The present invention relates to a vibration damper, in particular a single-tube shock absorber.
In single-cylinder vibration dampers, which are divided into two working chambers by a piston which is movable back and forth, it is necessary to provide volume compensation, which is required as a result of the uneven displacement of the damper liquid by the piston rod. A volume compensation of this type may be provided by elements and/or compressible media that are situated in a working chamber opposite to the piston rod.
Vibration dampers are known, for example, from DE 197 50 414 C2 and DE 18 63 823.
A vibration damper having a working cylinder and a working piston axially displaceable therein is disclosed in DE 1 195 615. The working piston divides the working cylinder into a first and a second working chamber. Furthermore, the known vibration damper comprises a compensation cylinder having a compensation piston situated so it is axially displaceable therein, so that the compensation cylinder is divided into a first and second working chamber. The first working chamber of the compensation cylinder is filled with liquid and is connected to the second working chamber of the working cylinder via a comparatively narrow throttle channel. A spring, which presses against the sealed compensation piston, is provided in the second working chamber of the compensation cylinder, which is not filled with liquid. In the known vibration damper, the compensation cylinder is rotated by 90° in relation to the working cylinder.
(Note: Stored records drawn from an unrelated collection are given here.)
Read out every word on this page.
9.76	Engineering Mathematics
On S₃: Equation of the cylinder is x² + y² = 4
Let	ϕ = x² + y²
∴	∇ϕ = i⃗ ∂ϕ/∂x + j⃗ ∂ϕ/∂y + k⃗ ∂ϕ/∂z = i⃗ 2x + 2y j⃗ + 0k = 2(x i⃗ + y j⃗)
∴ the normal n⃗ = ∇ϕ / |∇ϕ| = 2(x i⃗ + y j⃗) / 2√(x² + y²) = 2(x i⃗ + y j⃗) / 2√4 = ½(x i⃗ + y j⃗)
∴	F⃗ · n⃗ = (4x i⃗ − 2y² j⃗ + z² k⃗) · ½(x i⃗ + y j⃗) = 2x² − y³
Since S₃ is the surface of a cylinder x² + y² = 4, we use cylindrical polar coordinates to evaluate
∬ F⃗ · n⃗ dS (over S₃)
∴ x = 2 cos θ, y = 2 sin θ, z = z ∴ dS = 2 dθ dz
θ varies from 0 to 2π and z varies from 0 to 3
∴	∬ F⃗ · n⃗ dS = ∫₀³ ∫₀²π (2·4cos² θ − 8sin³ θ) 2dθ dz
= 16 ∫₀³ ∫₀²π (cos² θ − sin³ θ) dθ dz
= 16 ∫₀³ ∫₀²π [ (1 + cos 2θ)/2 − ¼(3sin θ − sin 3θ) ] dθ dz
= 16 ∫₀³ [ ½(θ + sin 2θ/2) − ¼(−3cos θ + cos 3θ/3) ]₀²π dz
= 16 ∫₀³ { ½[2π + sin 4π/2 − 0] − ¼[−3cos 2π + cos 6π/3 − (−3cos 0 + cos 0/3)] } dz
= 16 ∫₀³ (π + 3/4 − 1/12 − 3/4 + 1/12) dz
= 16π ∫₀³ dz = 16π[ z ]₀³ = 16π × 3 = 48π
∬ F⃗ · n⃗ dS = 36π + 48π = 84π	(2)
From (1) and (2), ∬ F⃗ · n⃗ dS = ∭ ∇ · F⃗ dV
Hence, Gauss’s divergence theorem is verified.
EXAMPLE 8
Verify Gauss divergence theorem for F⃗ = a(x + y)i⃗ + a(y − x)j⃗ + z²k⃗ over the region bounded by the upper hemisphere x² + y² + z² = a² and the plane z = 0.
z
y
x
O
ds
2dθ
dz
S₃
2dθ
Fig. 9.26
The disadvantage in this case is that the compensation cylinder is situated on the front end of the working cylinder, at an especially highly loaded point of the vibration damper, because of which a wall of the compensation cylinder must be implemented as appropriately thick and thus the vibration damper as such has a relatively high weight.
An object of the present invention is to provide an improved vibration damper which addresses the available installation space in the area of the vibration damper that is becoming smaller and smaller.
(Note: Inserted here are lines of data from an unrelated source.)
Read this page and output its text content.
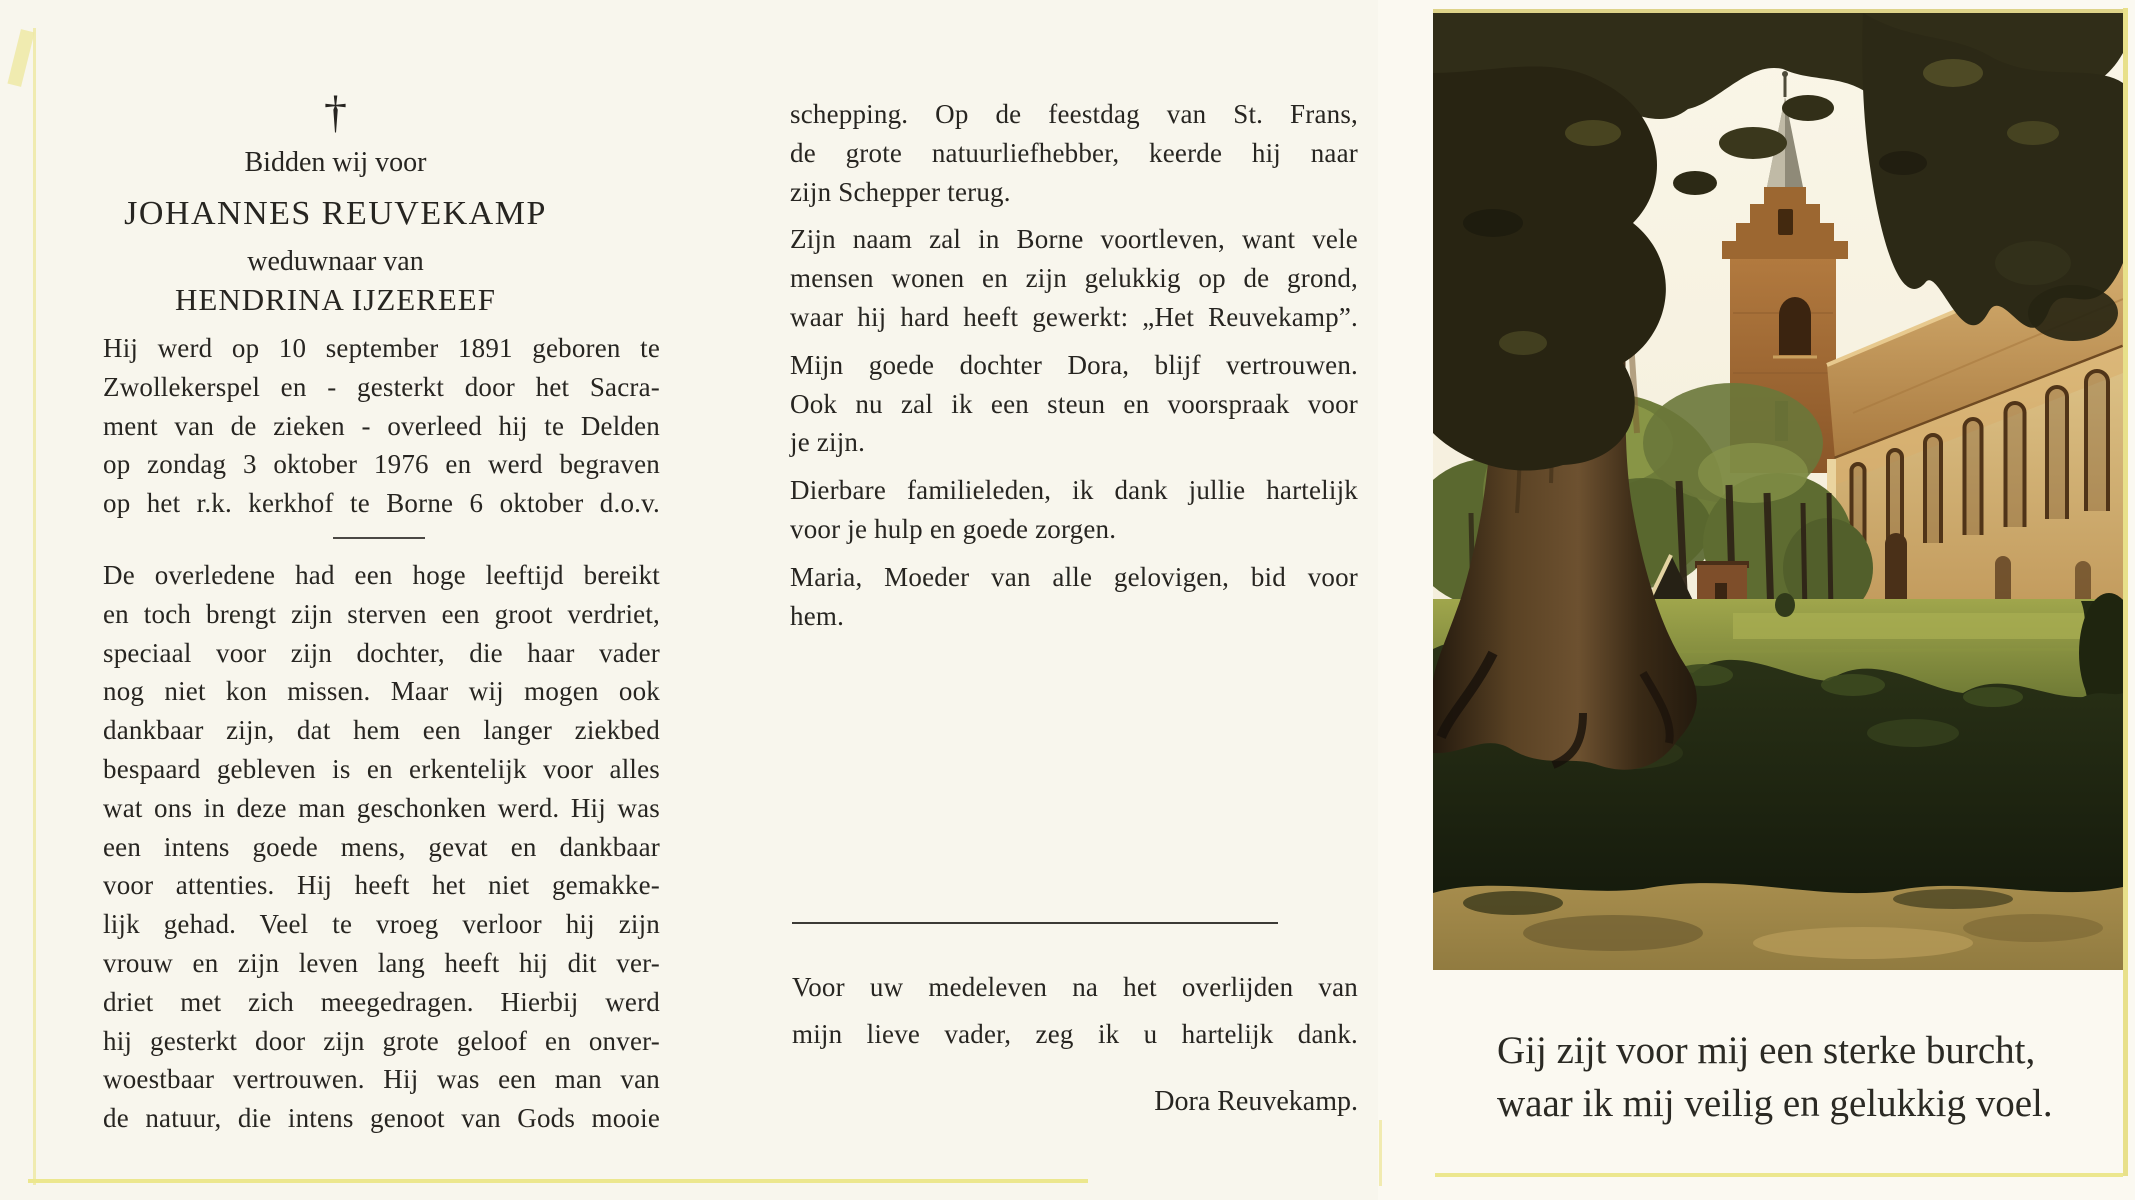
†
Bidden wij voor
JOHANNES REUVEKAMP
weduwnaar van
HENDRINA IJZEREEF
Hij werd op 10 september 1891 geboren te
Zwollekerspel en - gesterkt door het Sacra-
ment van de zieken - overleed hij te Delden
op zondag 3 oktober 1976 en werd begraven
op het r.k. kerkhof te Borne 6 oktober d.o.v.
De overledene had een hoge leeftijd bereikt
en toch brengt zijn sterven een groot verdriet,
speciaal voor zijn dochter, die haar vader
nog niet kon missen. Maar wij mogen ook
dankbaar zijn, dat hem een langer ziekbed
bespaard gebleven is en erkentelijk voor alles
wat ons in deze man geschonken werd. Hij was
een intens goede mens, gevat en dankbaar
voor attenties. Hij heeft het niet gemakke-
lijk gehad. Veel te vroeg verloor hij zijn
vrouw en zijn leven lang heeft hij dit ver-
driet met zich meegedragen. Hierbij werd
hij gesterkt door zijn grote geloof en onver-
woestbaar vertrouwen. Hij was een man van
de natuur, die intens genoot van Gods mooie
schepping. Op de feestdag van St. Frans,
de grote natuurliefhebber, keerde hij naar
zijn Schepper terug.
Zijn naam zal in Borne voortleven, want vele
mensen wonen en zijn gelukkig op de grond,
waar hij hard heeft gewerkt: „Het Reuvekamp”.
Mijn goede dochter Dora, blijf vertrouwen.
Ook nu zal ik een steun en voorspraak voor
je zijn.
Dierbare familieleden, ik dank jullie hartelijk
voor je hulp en goede zorgen.
Maria, Moeder van alle gelovigen, bid voor
hem.
Voor uw medeleven na het overlijden van
mijn lieve vader, zeg ik u hartelijk dank.
Dora Reuvekamp.
Gij zijt voor mij een sterke burcht,
waar ik mij veilig en gelukkig voel.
This object has achieved according to the present invention by providing that the compensation cylinder is at and diagonal to the longitudinal end of the working cylinder.
The present invention is based on the general concept, in a vibration damper according to the species having a working cylinder and a compensation cylinder. In a known way, the vibration damper according to the present invention comprises a working cylinder having a working piston axially displaceable therein, which piston divides the working cylinder into a first and second working chamber, as well as a compensation cylinder having a compensation piston, which divides the compensation cylinder into a first and a second working chamber, and the first working chamber of the compensation cylinder being pressure-connected to the second working chamber of the working cylinder.
It is especially advantageous in regard to the compensation cylinder situated at the longitudinal end of the working cylinder in a diagonal position that an available installation space in the area of a vehicle connection which has small dimensions may be constructively used advantageously in this way. Due to the diagonal configuration of the compensation cylinder, a free space in the form of a hollow channel arises in the connection area of the vibration damper to the suspension, which may be used, for example, for a driveshaft passage.
According to an advantageous refinement of the present invention, the second working chamber of the compensation cylinder is filled with the gas. A gas is a compressible medium that is favorable in comparison to compressible elements known from the prior art, such as elastic materials or springs, and is simultaneously free of wear. Depending on the applied pressure in the second working chamber of the compensation cylinder and/or depending on the dimension of the volume of the compensation cylinder, the damping properties of the vibration damper may additionally be easily influenced in this way.
According to an especially preferred embodiment of the present invention, the compensation cylinder is integrated in a damper fork. It is contemplated in this case that the damper fork is produced as a one-piece component, by which a later attachment and/or mounting of the compensation cylinder on the damper fork may be dispensed with. Production costs can thus be reduced by integrating the compensation cylinder in the damper fork.
The longitudinal central axis of the compensation cylinder is expediently inclined approximately 10 to 60° to the longitudinal central axis of the working cylinder. From this range of inclination, it is already clear that the configuration of the compensation cylinder on the front end of the working cylinder may be selected as a function of the available installation space and the available installation space may thus be used especially effectively.